SEOUL, South Korea (AP) — Commercial satellite images suggest a resumption of construction activity at North Korea’s nuclear testing ground nearly four years after leader Kim Jong-Un declared the site’s closure and invited foreign journalists to observe the destruction of tunnels ahead of his first summit with then-U.S. President Donald Trump.
Analysts say it’s unclear how long it would take North Korea to restore the site for nuclear detonations if it intends to do so. The site in Punggye-ri in the country’s northeast was used for its sixth and last nuclear test in 2017.
The sighting of construction activity at the site comes amid a deepening diplomatic freeze since the collapse of the second Kim-Trump meeting in February 2019, when the Americans rejected North Korean demands for major sanctions relief in exchange for a partial surrender of its nuclear capabilities.
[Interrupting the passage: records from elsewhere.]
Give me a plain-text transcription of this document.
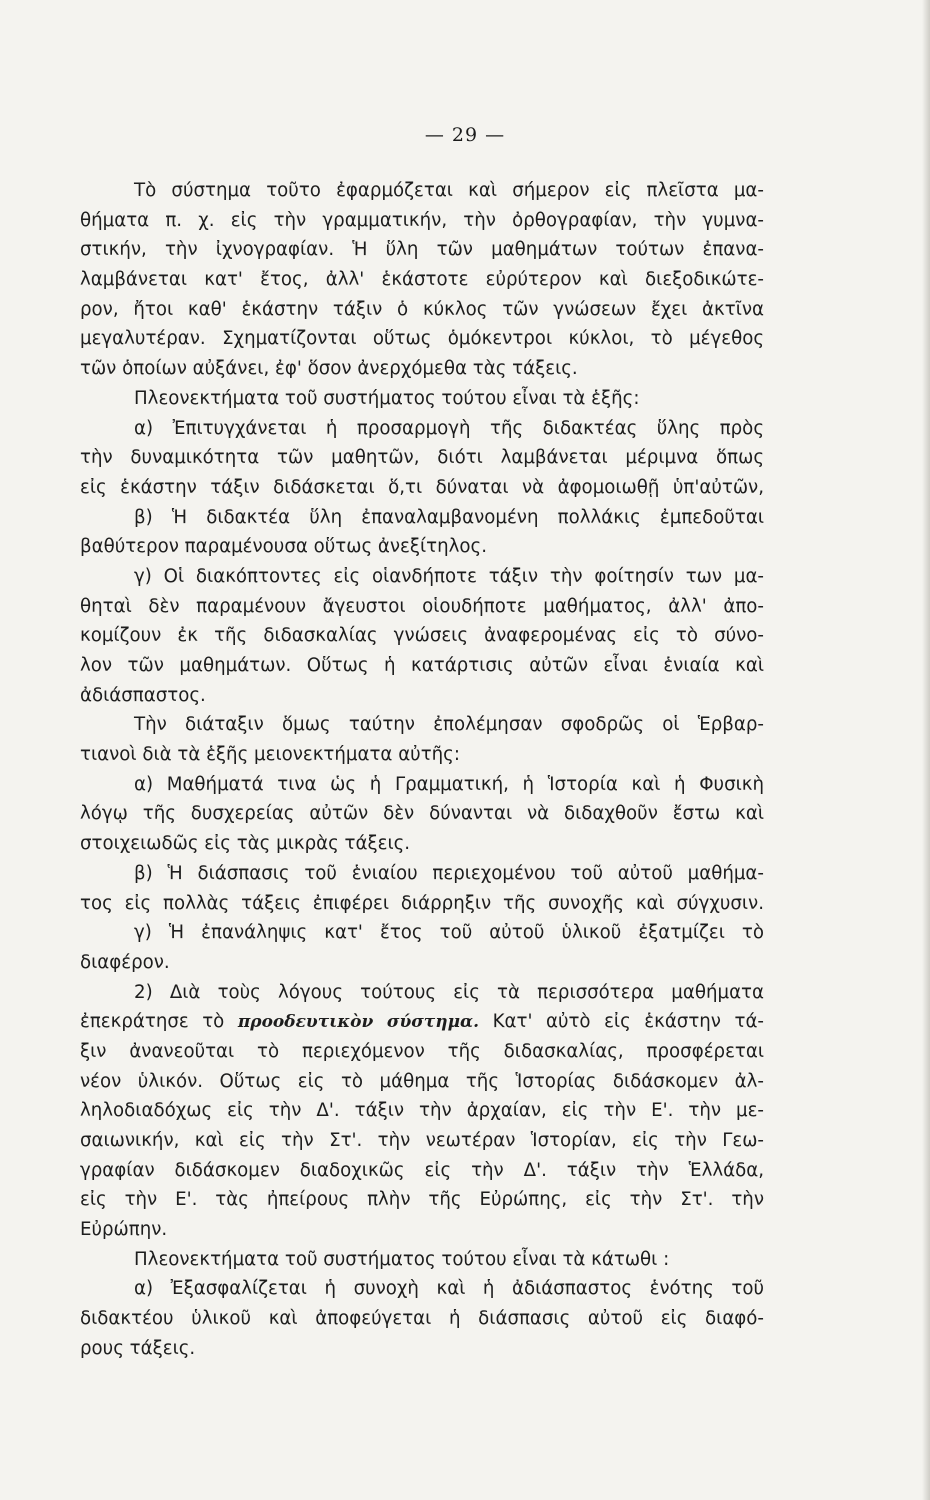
— 29 —
Τὸ σύστημα τοῦτο ἐφαρμόζεται καὶ σήμερον εἰς πλεῖστα μα-
θήματα π. χ. εἰς τὴν γραμματικήν, τὴν ὀρθογραφίαν, τὴν γυμνα-
στικήν, τὴν ἰχνογραφίαν. Ἡ ὕλη τῶν μαθημάτων τούτων ἐπανα-
λαμβάνεται κατ' ἔτος, ἀλλ' ἑκάστοτε εὐρύτερον καὶ διεξοδικώτε-
ρον, ἤτοι καθ' ἑκάστην τάξιν ὁ κύκλος τῶν γνώσεων ἔχει ἀκτῖνα
μεγαλυτέραν. Σχηματίζονται οὕτως ὁμόκεντροι κύκλοι, τὸ μέγεθος
τῶν ὁποίων αὐξάνει, ἐφ' ὅσον ἀνερχόμεθα τὰς τάξεις.
Πλεονεκτήματα τοῦ συστήματος τούτου εἶναι τὰ ἑξῆς:
α) Ἐπιτυγχάνεται ἡ προσαρμογὴ τῆς διδακτέας ὕλης πρὸς
τὴν δυναμικότητα τῶν μαθητῶν, διότι λαμβάνεται μέριμνα ὅπως
εἰς ἑκάστην τάξιν διδάσκεται ὅ,τι δύναται νὰ ἀφομοιωθῇ ὑπ'αὐτῶν,
β) Ἡ διδακτέα ὕλη ἐπαναλαμβανομένη πολλάκις ἐμπεδοῦται
βαθύτερον παραμένουσα οὕτως ἀνεξίτηλος.
γ) Οἱ διακόπτοντες εἰς οἱανδήποτε τάξιν τὴν φοίτησίν των μα-
θηταὶ δὲν παραμένουν ἄγευστοι οἱουδήποτε μαθήματος, ἀλλ' ἀπο-
κομίζουν ἐκ τῆς διδασκαλίας γνώσεις ἀναφερομένας εἰς τὸ σύνο-
λον τῶν μαθημάτων. Οὕτως ἡ κατάρτισις αὐτῶν εἶναι ἑνιαία καὶ
ἀδιάσπαστος.
Τὴν διάταξιν ὅμως ταύτην ἐπολέμησαν σφοδρῶς οἱ Ἑρβαρ-
τιανοὶ διὰ τὰ ἑξῆς μειονεκτήματα αὐτῆς:
α) Μαθήματά τινα ὡς ἡ Γραμματική, ἡ Ἱστορία καὶ ἡ Φυσικὴ
λόγῳ τῆς δυσχερείας αὐτῶν δὲν δύνανται νὰ διδαχθοῦν ἔστω καὶ
στοιχειωδῶς εἰς τὰς μικρὰς τάξεις.
β) Ἡ διάσπασις τοῦ ἑνιαίου περιεχομένου τοῦ αὐτοῦ μαθήμα-
τος εἰς πολλὰς τάξεις ἐπιφέρει διάρρηξιν τῆς συνοχῆς καὶ σύγχυσιν.
γ) Ἡ ἐπανάληψις κατ' ἔτος τοῦ αὐτοῦ ὑλικοῦ ἐξατμίζει τὸ
διαφέρον.
2) Διὰ τοὺς λόγους τούτους εἰς τὰ περισσότερα μαθήματα
ἐπεκράτησε τὸ προοδευτικὸν σύστημα. Κατ' αὐτὸ εἰς ἑκάστην τά-
ξιν ἀνανεοῦται τὸ περιεχόμενον τῆς διδασκαλίας, προσφέρεται
νέον ὑλικόν. Οὕτως εἰς τὸ μάθημα τῆς Ἱστορίας διδάσκομεν ἀλ-
ληλοδιαδόχως εἰς τὴν Δ'. τάξιν τὴν ἀρχαίαν, εἰς τὴν Ε'. τὴν με-
σαιωνικήν, καὶ εἰς τὴν Στ'. τὴν νεωτέραν Ἱστορίαν, εἰς τὴν Γεω-
γραφίαν διδάσκομεν διαδοχικῶς εἰς τὴν Δ'. τάξιν τὴν Ἑλλάδα,
εἰς τὴν Ε'. τὰς ἠπείρους πλὴν τῆς Εὐρώπης, εἰς τὴν Στ'. τὴν
Εὐρώπην.
Πλεονεκτήματα τοῦ συστήματος τούτου εἶναι τὰ κάτωθι :
α) Ἐξασφαλίζεται ἡ συνοχὴ καὶ ἡ ἀδιάσπαστος ἑνότης τοῦ
διδακτέου ὑλικοῦ καὶ ἀποφεύγεται ἡ διάσπασις αὐτοῦ εἰς διαφό-
ρους τάξεις.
North Korea has used the pause in talks to further expand its military capabilities, including nine rounds of missile launches in 2022 alone. The unusually fast pace indicates an intent to pressure the Biden administration, which has offered open-ended talks but shown no willingness to concede on sanctions.
Kim presided over a ruling Workers’ Party meeting in January where Politburo members denounced what they described as U.S. hostility and issued a veiled threat to resume tests of nuclear explosives and long-range missiles that Kim unilaterally suspended in 2018 to create diplomatic space with Trump.
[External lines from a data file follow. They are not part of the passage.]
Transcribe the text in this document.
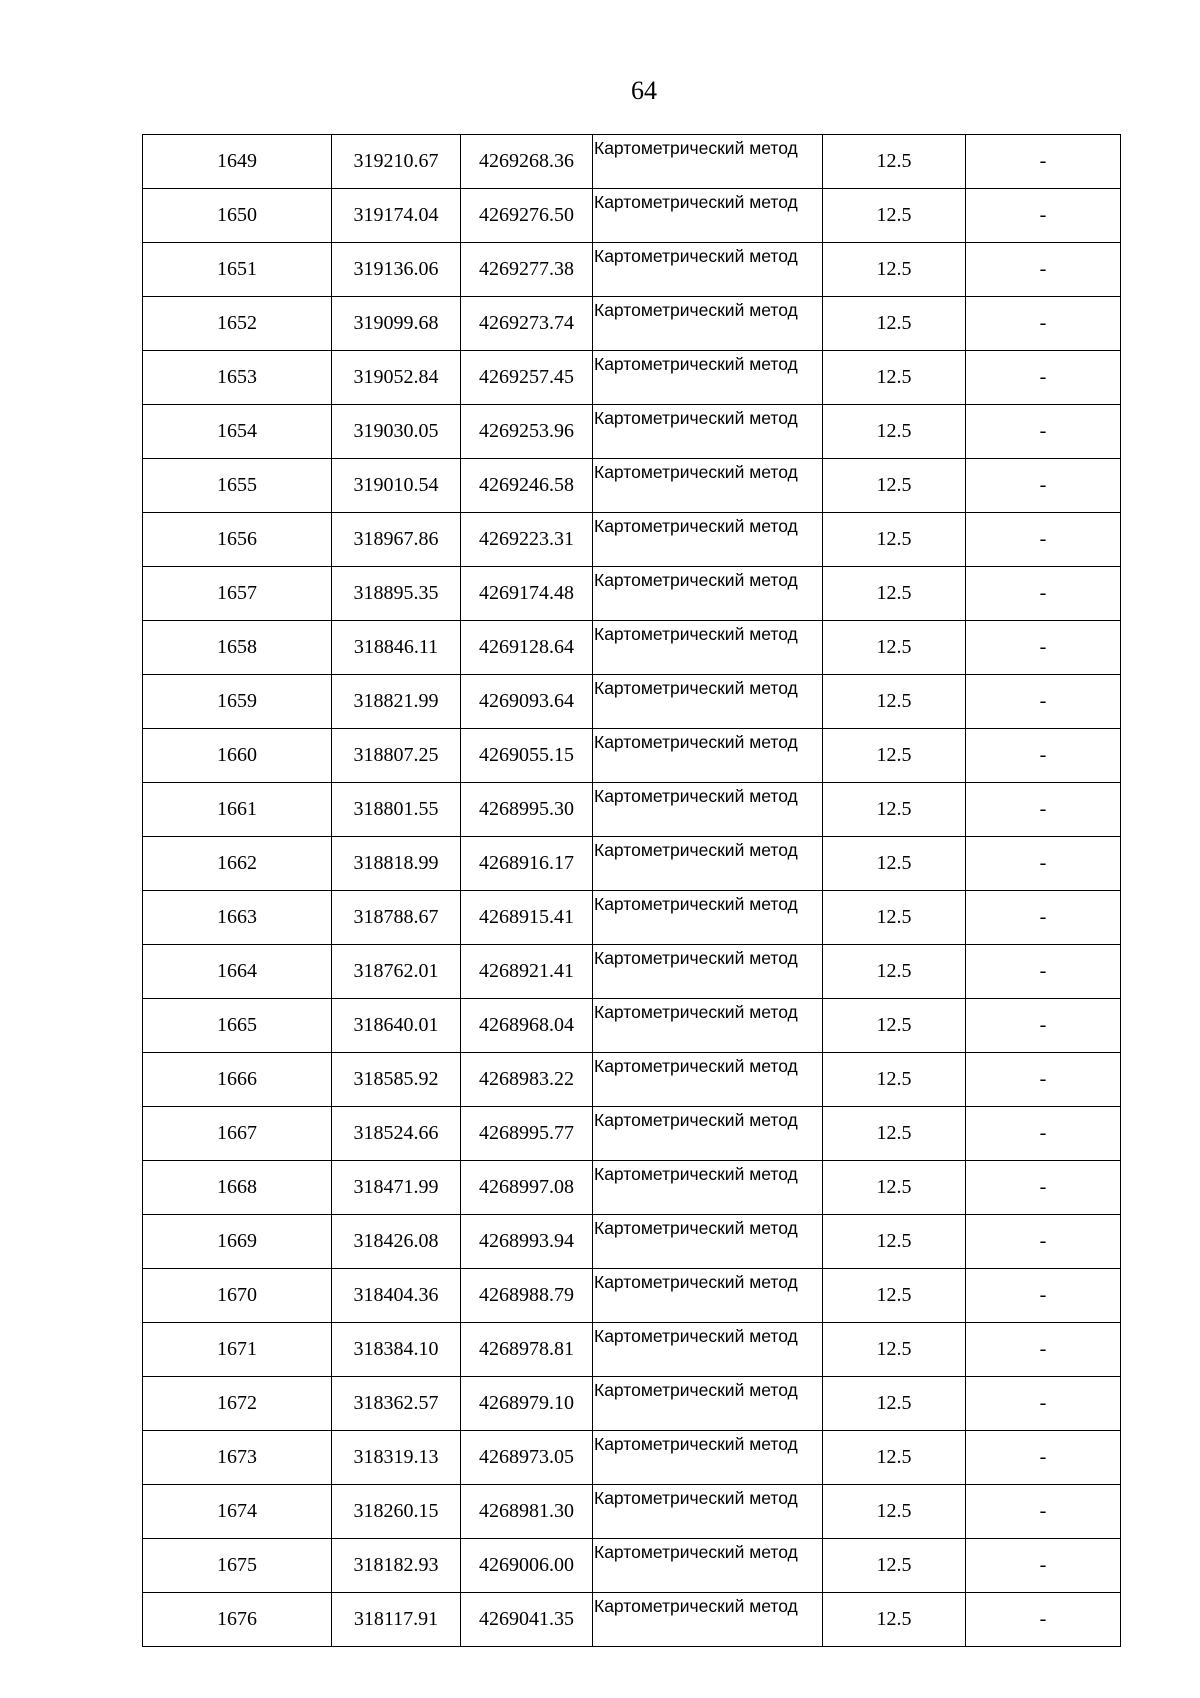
64
1649	319210.67	4269268.36	Картометрический метод	12.5	-
1650	319174.04	4269276.50	Картометрический метод	12.5	-
1651	319136.06	4269277.38	Картометрический метод	12.5	-
1652	319099.68	4269273.74	Картометрический метод	12.5	-
1653	319052.84	4269257.45	Картометрический метод	12.5	-
1654	319030.05	4269253.96	Картометрический метод	12.5	-
1655	319010.54	4269246.58	Картометрический метод	12.5	-
1656	318967.86	4269223.31	Картометрический метод	12.5	-
1657	318895.35	4269174.48	Картометрический метод	12.5	-
1658	318846.11	4269128.64	Картометрический метод	12.5	-
1659	318821.99	4269093.64	Картометрический метод	12.5	-
1660	318807.25	4269055.15	Картометрический метод	12.5	-
1661	318801.55	4268995.30	Картометрический метод	12.5	-
1662	318818.99	4268916.17	Картометрический метод	12.5	-
1663	318788.67	4268915.41	Картометрический метод	12.5	-
1664	318762.01	4268921.41	Картометрический метод	12.5	-
1665	318640.01	4268968.04	Картометрический метод	12.5	-
1666	318585.92	4268983.22	Картометрический метод	12.5	-
1667	318524.66	4268995.77	Картометрический метод	12.5	-
1668	318471.99	4268997.08	Картометрический метод	12.5	-
1669	318426.08	4268993.94	Картометрический метод	12.5	-
1670	318404.36	4268988.79	Картометрический метод	12.5	-
1671	318384.10	4268978.81	Картометрический метод	12.5	-
1672	318362.57	4268979.10	Картометрический метод	12.5	-
1673	318319.13	4268973.05	Картометрический метод	12.5	-
1674	318260.15	4268981.30	Картометрический метод	12.5	-
1675	318182.93	4269006.00	Картометрический метод	12.5	-
1676	318117.91	4269041.35	Картометрический метод	12.5	-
Some experts say Kim is reviving an old playbook of brinkmanship to extract concessions from Washington and his neighbors as he grapples with a decaying economy crippled by the pandemic, mismanagement and persisting U.S.-led sanctions.
The new construction at Punggye-ri was first reported in an analysis of satellite images from Maxar Technologies by Jeffrey Lewis and Dave Schmerler at the James Martin Center for Nonproliferation Studies at the Middlebury Institute of International Studies.